World Mountains Height Reference

The highest mountains with height, range, and country

Searchable reference of the world's highest peaks with elevation in metres and feet, the mountain range, the country, and the year of first ascent, so you can compare the tallest mountains on Earth. It runs free in your browser on Gera Tools, with nothing uploaded.

Last updated Source: Gera Tools

Is Everest the tallest mountain in the world?

Everest is the highest mountain measured by elevation above sea level, at 8,849 metres. Measured from base to peak Mauna Kea is taller, and measured from Earth's centre Chimborazo's summit is farthest out, but by sea-level height Everest leads.

From the eight-thousanders of the Himalaya to the great peaks of the Andes and Alaska, this reference ranks the world’s highest mountains by elevation. Each entry shows the height in metres and feet, the range and country, and the year of first ascent where it is recorded.

How it works

Mountains are ranked by elevation above sea level, the standard measure for “highest”. The list records:

  • Height — in metres (the international standard) and feet, converted at 1 m = 3.28084 ft.
  • Range and country — where the peak sits and which nation or border it lies on.
  • First ascent — the year the summit was first reached, where documented.

The 14 peaks above 8,000 m — the eight-thousanders — are all clustered in the Himalaya and Karakoram, which is why the top of the list is dominated by Asia.

Tips and notes

“Tallest” depends on how you measure: Everest wins by sea-level elevation, but Mauna Kea is taller base-to-peak and Chimborazo’s summit is farthest from Earth’s centre because of the equatorial bulge. Elevations are revised occasionally as survey techniques improve — Everest’s official height was updated in 2020 — so the figures here reflect the most widely accepted recent measurements.

The eight-thousanders — the world’s highest 14

All 14 mountains that exceed 8,000 metres above sea level lie in two Asian ranges:

RankMountainHeight (m)RangeCountry
1Everest8,849HimalayaNepal / China
2K28,611KarakoramPakistan / China
3Kangchenjunga8,586HimalayaNepal / India
4Lhotse8,516HimalayaNepal / China
5Makalu8,485HimalayaNepal / China
6Cho Oyu8,188HimalayaNepal / China
7Dhaulagiri I8,167HimalayaNepal
8Manaslu8,163HimalayaNepal
9Nanga Parbat8,126HimalayaPakistan
10Annapurna I8,091HimalayaNepal
11Gasherbrum I8,080KarakoramPakistan / China
12Broad Peak8,051KarakoramPakistan / China
13Gasherbrum II8,034KarakoramPakistan / China
14Shishapangma8,027HimalayaChina

Completing all 14 — the “fourteen eight-thousanders” — is one of mountaineering’s ultimate objectives. The first person to accomplish this was Reinhold Messner in 1986.

Three ways to measure “tallest”

The concept of the “tallest mountain” changes depending on your reference point:

Highest above sea level — Everest (8,849 m). The standard international measure used in this reference. Sea level is a consistent global baseline, making it the easiest comparison across continents.

Tallest from base to summit — Mauna Kea. Mauna Kea in Hawaii rises about 10,210 metres from the ocean floor to its summit, though only about 4,205 metres are above sea level. By total vertical extent, it exceeds Everest by over a kilometre.
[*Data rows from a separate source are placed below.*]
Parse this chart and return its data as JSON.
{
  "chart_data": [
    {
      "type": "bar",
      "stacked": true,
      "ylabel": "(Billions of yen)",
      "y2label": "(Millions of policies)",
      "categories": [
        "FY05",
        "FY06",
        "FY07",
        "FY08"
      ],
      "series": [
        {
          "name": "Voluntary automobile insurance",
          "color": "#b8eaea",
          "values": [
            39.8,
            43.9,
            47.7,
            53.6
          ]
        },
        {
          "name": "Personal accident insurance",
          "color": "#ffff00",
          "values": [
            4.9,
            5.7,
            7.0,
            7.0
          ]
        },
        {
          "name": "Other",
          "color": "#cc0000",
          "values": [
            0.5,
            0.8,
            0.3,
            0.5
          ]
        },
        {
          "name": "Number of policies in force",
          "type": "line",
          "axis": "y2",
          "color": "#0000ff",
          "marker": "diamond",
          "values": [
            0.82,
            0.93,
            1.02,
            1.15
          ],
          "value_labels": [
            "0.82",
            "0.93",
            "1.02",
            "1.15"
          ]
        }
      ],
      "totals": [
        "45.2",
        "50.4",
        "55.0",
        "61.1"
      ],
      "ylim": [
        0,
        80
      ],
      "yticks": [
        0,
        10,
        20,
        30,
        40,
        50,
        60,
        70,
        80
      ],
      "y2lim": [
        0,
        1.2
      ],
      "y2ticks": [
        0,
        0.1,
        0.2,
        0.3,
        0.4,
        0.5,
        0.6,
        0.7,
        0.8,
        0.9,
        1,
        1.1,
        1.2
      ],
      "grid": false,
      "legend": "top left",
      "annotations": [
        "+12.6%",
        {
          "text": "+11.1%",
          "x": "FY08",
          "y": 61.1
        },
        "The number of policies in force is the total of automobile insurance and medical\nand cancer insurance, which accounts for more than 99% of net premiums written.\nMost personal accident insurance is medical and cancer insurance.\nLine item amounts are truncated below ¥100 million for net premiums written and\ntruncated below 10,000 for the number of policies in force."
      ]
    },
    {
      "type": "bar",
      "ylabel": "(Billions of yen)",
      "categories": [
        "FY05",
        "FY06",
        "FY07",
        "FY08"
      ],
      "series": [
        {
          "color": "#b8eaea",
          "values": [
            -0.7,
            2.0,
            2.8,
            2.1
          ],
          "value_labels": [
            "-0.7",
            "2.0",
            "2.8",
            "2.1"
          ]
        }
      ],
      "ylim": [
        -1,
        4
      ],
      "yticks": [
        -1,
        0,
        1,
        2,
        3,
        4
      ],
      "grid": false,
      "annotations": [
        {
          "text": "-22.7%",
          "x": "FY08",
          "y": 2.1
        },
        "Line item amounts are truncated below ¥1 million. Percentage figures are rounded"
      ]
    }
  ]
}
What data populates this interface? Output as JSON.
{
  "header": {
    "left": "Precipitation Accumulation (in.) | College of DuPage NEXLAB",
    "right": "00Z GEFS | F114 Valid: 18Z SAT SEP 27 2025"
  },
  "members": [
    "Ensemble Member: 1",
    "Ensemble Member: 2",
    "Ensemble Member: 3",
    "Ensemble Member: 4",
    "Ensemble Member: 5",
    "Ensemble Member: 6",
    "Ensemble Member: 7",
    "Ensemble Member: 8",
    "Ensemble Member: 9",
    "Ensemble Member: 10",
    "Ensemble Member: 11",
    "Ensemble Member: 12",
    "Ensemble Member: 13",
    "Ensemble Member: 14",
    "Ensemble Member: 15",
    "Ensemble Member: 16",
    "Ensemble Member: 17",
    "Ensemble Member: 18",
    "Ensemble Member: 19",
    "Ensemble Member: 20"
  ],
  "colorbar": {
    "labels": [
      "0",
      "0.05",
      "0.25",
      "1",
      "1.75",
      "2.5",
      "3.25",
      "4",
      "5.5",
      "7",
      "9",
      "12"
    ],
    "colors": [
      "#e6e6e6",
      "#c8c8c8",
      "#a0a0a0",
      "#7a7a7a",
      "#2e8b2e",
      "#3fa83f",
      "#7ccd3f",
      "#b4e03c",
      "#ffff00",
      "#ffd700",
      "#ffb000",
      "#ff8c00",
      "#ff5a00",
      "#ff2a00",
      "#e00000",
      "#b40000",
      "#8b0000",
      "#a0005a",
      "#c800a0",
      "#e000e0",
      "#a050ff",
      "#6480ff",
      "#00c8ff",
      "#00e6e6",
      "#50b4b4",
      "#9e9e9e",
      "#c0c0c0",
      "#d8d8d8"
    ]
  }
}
Farthest summit from Earth’s centre — Chimborazo (6,263 m). Earth is an oblate spheroid — wider at the equator than the poles. The equatorial bulge means that Chimborazo’s summit, though much lower in sea-level elevation, is about 6,384 km from Earth’s centre — farther than Everest’s summit at roughly 6,382 km.

None of these measures is “wrong” — they answer different questions. This reference uses sea-level elevation because it is the universally recognised mountaineering standard.

First ascent history

The mid-20th century was the golden era of high-altitude first ascents. Everest was first summited on 29 May 1953 by Edmund Hillary and Tenzing Norgay. K2 followed in 1954. Most of the eight-thousanders had been climbed by the early 1960s. Shishapangma was the last, not climbed until 1964 due to its location entirely within China during a period of restricted access.

Notably, Annapurna I was the first eight-thousander ever climbed, summited by Maurice Herzog and Louis Lachenal in 1950 — several years before Everest — because the approach was accessible and the mountain had been surveyed.